Matt Finch, Policy Manager | Transport & Environment

3 min read Partner content

The aviation sector unfairly benefits from enormous tax breaks. And that has huge climate change implications.

Which is the odd one out: food; medicines; business class flight tickets to New York, or mobility aids for the elderly? The astute will have recognised that this is a VAT question. Incredibly, the odd one out is mobility aids for the elderly, on which pensioners have to pay 5% VAT when, for example, stairlifts are installed. Food, medicine and business class flight tickets are zero-rated. This is just one example of aviation’s enormous tax privileges, but there is another huge one: no fuel duty is charged on jet fuel, meaning that the last time you filled up a car with petrol or diesel, you paid more fuel duty than any airline has ever paid. 

The principle of charging VAT on anything but essentials is well established, but completely ignored when it comes to UK air travel. Odd considering VAT is charged on domestic tickets in 23 out of 27 EU states, Australia, Canada, India and New Zealand. Air passenger duty is applied to all flight tickets, but the revenue from this comes nowhere close to what VAT revenues at 20% would bring in. 

Similarly, all other fuel types attract fuel duty. The Chancellor could apply a duty to jet fuel at any budget but has repeatedly chosen not to do so. Odd considering the EU has proposed applying fuel duty at an equivalent rate of 32 pence per litre. The polluter pays principle is being wilfully ignored.  

Aviation’s tax privileges date back to just after the Second World War, and stem from the Chicago Convention which was, in the words of ICAO, “established to promote cooperation and create and preserve friendship and understanding among the nations and peoples of the world”. 

The context is completely understandable. The world had just stopped trying to kill each other. The more people that could see and experience different cultures, the less chance there was of a third world war. The thinking of the time was simple: let’s reduce all the barriers to flying as much as possible, and zero taxation was one of the outcomes. A third world war didn’t happen, so in that respect the ICAO has done a sterling job.  

But the context is different now. Instead of war, climate change is the biggest threat to the world’s peace and security. ‘Solving’ climate change could well be humanity’s greatest ever achievement.  

As any good economist will tell you, increasing the price of a good will encourage consumers to look for other options.

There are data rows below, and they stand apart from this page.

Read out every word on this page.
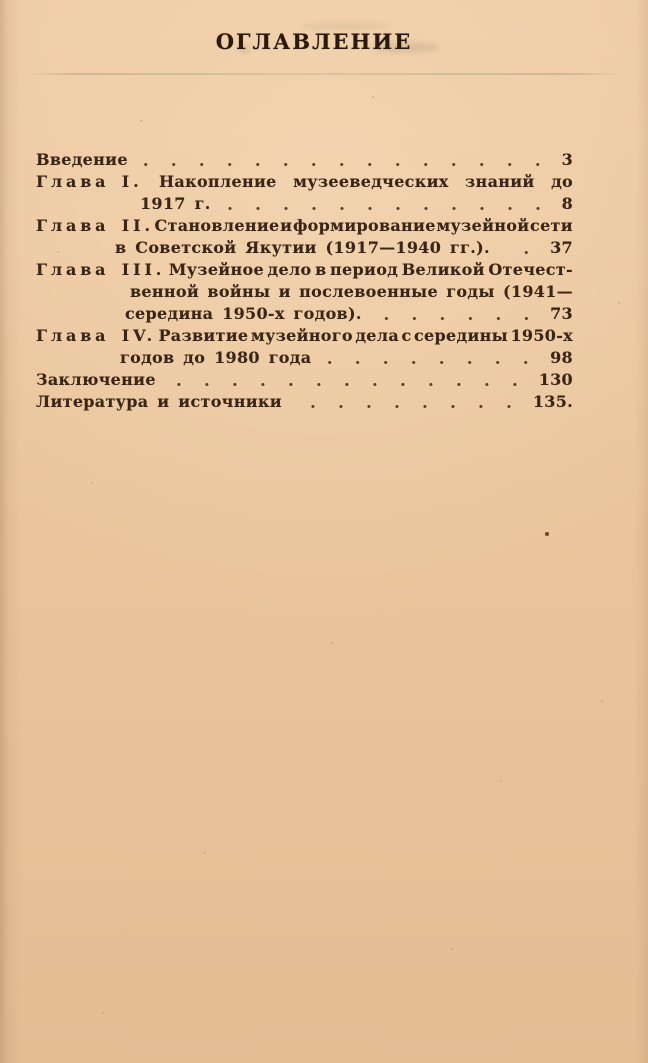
ОГЛАВЛЕНИЕ
Введение	3
Глава I. Накопление музееведческих знаний до
1917 г.	8
Глава II. Становление и формирование музейной сети
в Советской Якутии (1917—1940 гг.).	37
Глава III. Музейное дело в период Великой Отечест-
венной войны и послевоенные годы (1941—
середина 1950-х годов).	73
Глава IV. Развитие музейного дела с середины 1950-х
годов до 1980 года	98
Заключение	130
Литература и источники	135.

Increasing the price of fossil jet fuel will encourage airlines to immediately look for efficiencies: fly in straight lines, or reduce onboard weight. They will also start looking at alternatives: sustainable aviation fuel in the short-term, and electric and hydrogen planes in the longer term. In short, they would contribute less to climate change. 

Airlines will tell you that the sector’s taxation privileges have to stay, but they have to say that - airline CEOs and CFOs have a fiduciary duty to their shareholders to maximise profits.  

But just because they say that, does not mean it’s right. According to John Locke, government exists to secure and protect the rights of people from threats. Climate change is the biggest threat to humanity’s security ever. It is becoming increasingly unacceptable for such a polluting industry to continue benefiting from what are effectively fossil fuel subsidies. 

It is time to put an end to aviation’s taxation privileges.